When trucker Percy Davis suffered a stroke in Manteca, Calif., the trucking company he drove for didn’t hesitate to respond: The fleet flew a driver out to California and reclaimed the truck, leaving Davis to convalesce in a hospital.

Even though the company had promised to help, in the end it stopped returning calls, leaving it up to Davis’ family to find him a way home. “We still haven’t heard from them,” says Percy’s sister Sherri. “I can’t believe that a trucking company would say, ‘You’re through doing for us, so we’re through doing for you.'”

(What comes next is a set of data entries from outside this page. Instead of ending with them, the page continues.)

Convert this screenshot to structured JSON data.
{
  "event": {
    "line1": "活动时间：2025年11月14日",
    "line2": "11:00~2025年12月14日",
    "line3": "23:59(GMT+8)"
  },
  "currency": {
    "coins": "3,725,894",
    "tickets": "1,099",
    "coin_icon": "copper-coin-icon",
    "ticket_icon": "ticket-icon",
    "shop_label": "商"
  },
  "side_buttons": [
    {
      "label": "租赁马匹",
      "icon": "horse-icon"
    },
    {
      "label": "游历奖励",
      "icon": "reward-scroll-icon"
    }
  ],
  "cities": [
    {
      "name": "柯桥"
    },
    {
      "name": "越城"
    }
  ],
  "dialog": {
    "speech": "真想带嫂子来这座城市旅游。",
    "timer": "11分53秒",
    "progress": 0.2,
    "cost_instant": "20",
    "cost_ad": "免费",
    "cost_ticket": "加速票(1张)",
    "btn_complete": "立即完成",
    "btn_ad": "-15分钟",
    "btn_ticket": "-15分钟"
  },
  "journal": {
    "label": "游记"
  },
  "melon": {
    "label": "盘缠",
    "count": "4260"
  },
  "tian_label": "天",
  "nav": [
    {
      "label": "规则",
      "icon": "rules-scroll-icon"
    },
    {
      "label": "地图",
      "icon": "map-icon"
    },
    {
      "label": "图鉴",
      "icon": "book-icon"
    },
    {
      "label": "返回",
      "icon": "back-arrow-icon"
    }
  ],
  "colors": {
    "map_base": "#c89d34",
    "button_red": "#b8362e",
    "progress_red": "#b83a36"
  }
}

The issue was further complicated by Percy’s medical condition. The stroke had devastated his mind and body, leaving him paralyzed on one side and requiring heavy medication. Doctors were forced to amputate his leg when blood clots formed there, and the condition made it difficult to move him back to his hometown of Houston, because he could not sit up. Car travel was out, and moving him by plane and ambulance too expensive.

“The cheapest way to get him back was $12,000 aboard a medevac jet,” Sherri says. Because Percy was with his carrier for only a few months before the accident, he didn’t have insurance, and the family was footing the bills. Sherri says they were stuck.

That’s when she discovered Bob and Carol Hataway. When doctors decided Percy could be moved, Sherri began looking for help. A friend put her in touch with Werner Enterprises, which in turn referred her to the Hataways.

The couple operates AmCoach, a one-bus service that helps truckers stranded on the road by injury or illness. If a trucker is too debilitated to travel by plane or commercial bus and cannot arrange for travel, the Hataways hit the road in their patriotic-themed bus.

Bob and Carol Hataway drive AmCoach across the country to help truckers in need.